Stadt Zürich

Der Koala ist der Meister des Chillens im Zoo Zürich

Keystone-SDA Regional
Keystone-SDA Regional

Zürich,

Viele Tiere im Zoo Zürich sparen Energie bei grosser Hitze. Der Meister des Chillens ist der Koala. Stundenlang hängt er in Astgabeln des Eukalyptusbaums. Länger andauernde Hitze ist aber selbst für ihn ein Problem.

In der Astgabel hängen und Eukalyptus essen: Koalamännchen Tarni nimmt es am Montag im Zoo Zürich gemütlich.
In der Astgabel hängen und Eukalyptus essen: Koalamännchen Tarni nimmt es am Montag im Zoo Zürich gemütlich. - Keystone/WALTER BIERI

Wären sie nicht so herzig, würden Koalas von den Besucherinnen und Besuchern des Zoos Zürich kaum so geschätzt: Ihnen beim Schlafen und Ruhen zuzusehen, was sie etwa 20 Stunden pro Tag tun, ist doch eher langweilig.

Bei einem Medientermin am Montag verhält sich Männchen Tarni aber atypisch. Kurz vor Mittag klettert er auf den Ästen herum, bewegt sich zwischen den Bäumen und lässt sich schliesslich nieder, um Eukalyptus zu essen. Eigentlich verlegen Koalas ihre aktiven Zeiten in die kühlen Abend- und Morgenstunden.

Die momentane Hitzewelle in der Schweiz ähnelt den natürlichen Bedingungen für Koalas. In den Eukalyptuswäldern Süd- und Ostaustraliens herrschen häufig Temperaturen um die 30 Grad im Sommer.

Wie Zoo-Direktor Severin Dressen erzählt, haben Koalas besondere Strategien entwickelt, um mit hohen Temperaturen zurecht zu kommen. «Sie suchen jeweils die kühlsten Orte in den Eukalyptuswäldern auf. Und sie umarmen Bäume, die warmen Körper drücken sie dabei an die kältere Baumfläche», sagt Dressen.

Besonders auch: Die Koalas können ihre Körpertemperatur stark regulieren, durch sogenannte adaptive Heterothermie Normal sind 36 Grad, die Bandbreite reicht aber von 32 bis 40 Grad. Je wärmer die Aussentemperatur ist, desto höher kann der Koala seine eigene Körpertemperatur einstellen.

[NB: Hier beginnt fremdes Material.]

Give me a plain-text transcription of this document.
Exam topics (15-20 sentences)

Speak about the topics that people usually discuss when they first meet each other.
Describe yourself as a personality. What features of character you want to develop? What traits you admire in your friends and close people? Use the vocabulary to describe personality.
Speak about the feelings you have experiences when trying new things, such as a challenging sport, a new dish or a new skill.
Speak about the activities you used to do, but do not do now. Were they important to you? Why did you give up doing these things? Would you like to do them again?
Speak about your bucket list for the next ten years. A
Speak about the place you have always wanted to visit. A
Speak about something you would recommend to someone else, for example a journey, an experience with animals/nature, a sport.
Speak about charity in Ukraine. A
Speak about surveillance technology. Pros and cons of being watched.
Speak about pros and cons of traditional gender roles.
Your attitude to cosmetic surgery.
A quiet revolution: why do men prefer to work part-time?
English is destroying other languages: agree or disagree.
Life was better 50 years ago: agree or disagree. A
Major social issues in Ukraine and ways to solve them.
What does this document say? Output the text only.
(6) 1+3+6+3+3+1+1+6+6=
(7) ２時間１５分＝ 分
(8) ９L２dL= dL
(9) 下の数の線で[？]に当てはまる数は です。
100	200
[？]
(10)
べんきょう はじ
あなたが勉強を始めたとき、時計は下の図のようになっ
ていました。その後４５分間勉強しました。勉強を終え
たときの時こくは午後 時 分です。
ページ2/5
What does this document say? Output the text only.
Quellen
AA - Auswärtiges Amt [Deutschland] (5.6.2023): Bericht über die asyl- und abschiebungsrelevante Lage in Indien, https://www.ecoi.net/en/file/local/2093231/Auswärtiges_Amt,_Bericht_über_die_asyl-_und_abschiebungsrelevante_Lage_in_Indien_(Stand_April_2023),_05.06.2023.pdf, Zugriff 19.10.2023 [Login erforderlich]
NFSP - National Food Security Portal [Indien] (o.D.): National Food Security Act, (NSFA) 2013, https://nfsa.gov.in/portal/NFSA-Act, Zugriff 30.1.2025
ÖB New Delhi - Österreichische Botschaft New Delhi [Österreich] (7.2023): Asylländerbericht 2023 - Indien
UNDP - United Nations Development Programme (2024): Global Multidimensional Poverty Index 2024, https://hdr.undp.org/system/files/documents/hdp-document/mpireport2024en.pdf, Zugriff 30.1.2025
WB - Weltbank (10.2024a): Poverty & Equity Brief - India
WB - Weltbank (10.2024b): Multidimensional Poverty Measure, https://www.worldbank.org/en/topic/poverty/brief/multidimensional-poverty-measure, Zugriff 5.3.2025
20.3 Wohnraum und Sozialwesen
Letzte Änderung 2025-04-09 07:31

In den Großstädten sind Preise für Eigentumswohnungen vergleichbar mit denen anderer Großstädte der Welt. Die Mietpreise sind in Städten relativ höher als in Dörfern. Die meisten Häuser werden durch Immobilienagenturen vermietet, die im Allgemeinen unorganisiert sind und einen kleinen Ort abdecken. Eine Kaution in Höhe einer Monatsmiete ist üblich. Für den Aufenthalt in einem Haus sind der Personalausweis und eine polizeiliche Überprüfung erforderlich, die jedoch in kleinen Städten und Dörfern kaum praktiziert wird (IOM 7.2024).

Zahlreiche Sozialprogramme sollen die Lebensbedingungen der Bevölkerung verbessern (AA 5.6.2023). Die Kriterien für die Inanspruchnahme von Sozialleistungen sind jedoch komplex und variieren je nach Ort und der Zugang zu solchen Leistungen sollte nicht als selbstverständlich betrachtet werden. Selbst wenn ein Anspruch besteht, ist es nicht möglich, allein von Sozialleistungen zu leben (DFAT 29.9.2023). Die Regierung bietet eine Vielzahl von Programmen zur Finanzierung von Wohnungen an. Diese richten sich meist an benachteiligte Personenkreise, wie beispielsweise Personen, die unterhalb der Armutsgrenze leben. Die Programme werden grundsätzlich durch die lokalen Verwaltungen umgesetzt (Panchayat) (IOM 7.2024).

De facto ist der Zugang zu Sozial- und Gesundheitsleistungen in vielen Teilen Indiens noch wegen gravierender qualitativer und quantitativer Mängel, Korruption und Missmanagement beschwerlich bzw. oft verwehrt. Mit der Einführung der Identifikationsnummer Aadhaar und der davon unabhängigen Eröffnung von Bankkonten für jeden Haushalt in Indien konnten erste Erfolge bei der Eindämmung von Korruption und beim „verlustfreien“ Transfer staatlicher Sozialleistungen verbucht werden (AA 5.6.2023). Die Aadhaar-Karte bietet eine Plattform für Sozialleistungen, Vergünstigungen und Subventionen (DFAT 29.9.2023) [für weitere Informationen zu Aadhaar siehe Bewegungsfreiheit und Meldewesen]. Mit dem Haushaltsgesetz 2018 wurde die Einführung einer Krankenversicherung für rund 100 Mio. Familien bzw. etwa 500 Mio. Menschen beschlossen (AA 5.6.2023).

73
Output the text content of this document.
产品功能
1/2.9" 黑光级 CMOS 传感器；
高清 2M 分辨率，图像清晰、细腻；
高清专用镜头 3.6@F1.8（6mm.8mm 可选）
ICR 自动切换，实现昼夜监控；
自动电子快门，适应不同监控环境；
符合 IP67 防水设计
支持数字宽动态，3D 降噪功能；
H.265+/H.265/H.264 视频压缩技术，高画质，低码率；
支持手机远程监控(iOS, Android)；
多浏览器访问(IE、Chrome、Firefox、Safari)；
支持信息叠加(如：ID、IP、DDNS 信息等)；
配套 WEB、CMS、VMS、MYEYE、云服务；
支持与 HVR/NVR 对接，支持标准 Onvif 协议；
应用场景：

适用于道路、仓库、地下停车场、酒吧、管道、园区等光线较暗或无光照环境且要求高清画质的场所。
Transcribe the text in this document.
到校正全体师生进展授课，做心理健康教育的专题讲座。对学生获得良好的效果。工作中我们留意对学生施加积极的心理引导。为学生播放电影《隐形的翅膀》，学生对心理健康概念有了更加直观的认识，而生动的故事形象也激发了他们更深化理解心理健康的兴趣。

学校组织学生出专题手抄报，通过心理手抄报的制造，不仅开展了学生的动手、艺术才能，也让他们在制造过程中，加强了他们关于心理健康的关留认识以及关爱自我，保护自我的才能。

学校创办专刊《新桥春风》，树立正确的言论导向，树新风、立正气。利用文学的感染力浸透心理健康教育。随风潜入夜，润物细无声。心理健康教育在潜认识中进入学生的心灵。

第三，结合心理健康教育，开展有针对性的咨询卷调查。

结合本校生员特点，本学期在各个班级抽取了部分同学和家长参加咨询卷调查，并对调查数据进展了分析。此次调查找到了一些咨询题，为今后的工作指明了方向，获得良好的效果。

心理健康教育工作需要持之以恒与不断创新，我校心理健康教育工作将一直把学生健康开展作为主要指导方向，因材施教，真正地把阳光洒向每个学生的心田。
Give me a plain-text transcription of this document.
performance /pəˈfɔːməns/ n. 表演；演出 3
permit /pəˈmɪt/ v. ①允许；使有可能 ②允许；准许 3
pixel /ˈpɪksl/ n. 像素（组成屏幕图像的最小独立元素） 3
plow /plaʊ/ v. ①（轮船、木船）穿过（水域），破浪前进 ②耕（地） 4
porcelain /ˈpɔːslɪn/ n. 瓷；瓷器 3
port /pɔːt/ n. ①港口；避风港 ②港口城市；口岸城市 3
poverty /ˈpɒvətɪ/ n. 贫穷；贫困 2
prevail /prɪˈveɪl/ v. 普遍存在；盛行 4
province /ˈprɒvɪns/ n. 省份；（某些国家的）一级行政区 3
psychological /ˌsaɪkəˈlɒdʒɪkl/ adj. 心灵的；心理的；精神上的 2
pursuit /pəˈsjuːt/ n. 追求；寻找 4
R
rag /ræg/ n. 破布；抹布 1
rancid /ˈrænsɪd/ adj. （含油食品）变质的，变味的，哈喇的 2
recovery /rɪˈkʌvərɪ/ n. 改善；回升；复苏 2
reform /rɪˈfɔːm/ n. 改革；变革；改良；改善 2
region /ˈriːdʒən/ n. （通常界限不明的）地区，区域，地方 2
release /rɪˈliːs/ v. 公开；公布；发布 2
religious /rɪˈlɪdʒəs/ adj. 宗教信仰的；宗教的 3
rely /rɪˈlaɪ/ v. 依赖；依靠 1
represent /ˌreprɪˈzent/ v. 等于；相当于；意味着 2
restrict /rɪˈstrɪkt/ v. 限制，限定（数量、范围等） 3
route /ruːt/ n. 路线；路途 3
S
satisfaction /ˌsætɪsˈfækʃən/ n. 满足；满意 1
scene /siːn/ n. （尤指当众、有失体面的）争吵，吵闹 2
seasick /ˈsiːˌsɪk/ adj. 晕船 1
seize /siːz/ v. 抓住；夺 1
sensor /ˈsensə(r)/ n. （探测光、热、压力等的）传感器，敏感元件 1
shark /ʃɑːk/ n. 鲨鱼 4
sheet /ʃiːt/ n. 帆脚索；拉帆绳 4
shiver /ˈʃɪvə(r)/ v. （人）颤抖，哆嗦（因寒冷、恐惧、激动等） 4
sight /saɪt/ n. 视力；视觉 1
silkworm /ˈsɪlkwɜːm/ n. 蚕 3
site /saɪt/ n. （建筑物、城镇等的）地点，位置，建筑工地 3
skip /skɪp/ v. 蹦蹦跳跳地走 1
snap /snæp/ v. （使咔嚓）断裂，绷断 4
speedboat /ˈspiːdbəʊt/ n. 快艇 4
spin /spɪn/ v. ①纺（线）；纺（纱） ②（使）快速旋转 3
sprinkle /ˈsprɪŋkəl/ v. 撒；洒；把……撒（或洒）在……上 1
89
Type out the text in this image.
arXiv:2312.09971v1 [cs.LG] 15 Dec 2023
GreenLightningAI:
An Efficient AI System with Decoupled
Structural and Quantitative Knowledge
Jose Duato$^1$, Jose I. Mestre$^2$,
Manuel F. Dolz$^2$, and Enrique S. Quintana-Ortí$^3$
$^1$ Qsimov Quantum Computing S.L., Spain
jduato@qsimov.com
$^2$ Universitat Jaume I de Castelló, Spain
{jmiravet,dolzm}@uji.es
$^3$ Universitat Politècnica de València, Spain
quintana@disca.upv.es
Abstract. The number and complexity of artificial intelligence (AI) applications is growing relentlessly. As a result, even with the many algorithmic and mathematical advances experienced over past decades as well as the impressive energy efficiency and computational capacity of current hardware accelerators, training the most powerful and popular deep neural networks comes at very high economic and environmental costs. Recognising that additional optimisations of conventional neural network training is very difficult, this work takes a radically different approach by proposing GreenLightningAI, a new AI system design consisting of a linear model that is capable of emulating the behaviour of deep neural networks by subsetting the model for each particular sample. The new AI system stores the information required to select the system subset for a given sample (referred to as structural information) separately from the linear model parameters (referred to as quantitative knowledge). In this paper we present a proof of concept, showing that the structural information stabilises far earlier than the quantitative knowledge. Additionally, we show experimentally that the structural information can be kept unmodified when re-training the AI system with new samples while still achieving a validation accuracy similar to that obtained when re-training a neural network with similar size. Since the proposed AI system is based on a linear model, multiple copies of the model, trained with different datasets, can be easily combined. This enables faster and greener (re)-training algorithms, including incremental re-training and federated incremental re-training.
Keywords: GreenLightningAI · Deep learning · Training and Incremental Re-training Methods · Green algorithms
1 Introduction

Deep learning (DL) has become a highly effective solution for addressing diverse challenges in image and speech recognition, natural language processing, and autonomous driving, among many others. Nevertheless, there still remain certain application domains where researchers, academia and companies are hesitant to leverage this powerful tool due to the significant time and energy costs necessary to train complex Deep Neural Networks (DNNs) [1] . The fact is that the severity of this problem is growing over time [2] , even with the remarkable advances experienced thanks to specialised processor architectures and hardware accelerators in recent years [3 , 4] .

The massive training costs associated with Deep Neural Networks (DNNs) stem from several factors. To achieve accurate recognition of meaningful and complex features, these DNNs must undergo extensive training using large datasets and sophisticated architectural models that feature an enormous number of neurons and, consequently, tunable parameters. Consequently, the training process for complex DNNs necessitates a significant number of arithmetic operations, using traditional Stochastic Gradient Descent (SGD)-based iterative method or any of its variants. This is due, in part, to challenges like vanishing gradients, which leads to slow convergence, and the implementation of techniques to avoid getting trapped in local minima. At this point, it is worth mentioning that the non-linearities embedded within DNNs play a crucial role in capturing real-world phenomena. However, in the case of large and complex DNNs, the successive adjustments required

Bleibt es lange heiss, bekommt aber auch der abgehärtete Koala Mühe. Immer wieder auftretende Hitzewellen von über 35 Grad und Dürreperioden bringen sie an ihre Grenzen. Ihre Wärmestrategien versagen dann. Koalas gelten daher als besonders anfällig für den Klimawandel.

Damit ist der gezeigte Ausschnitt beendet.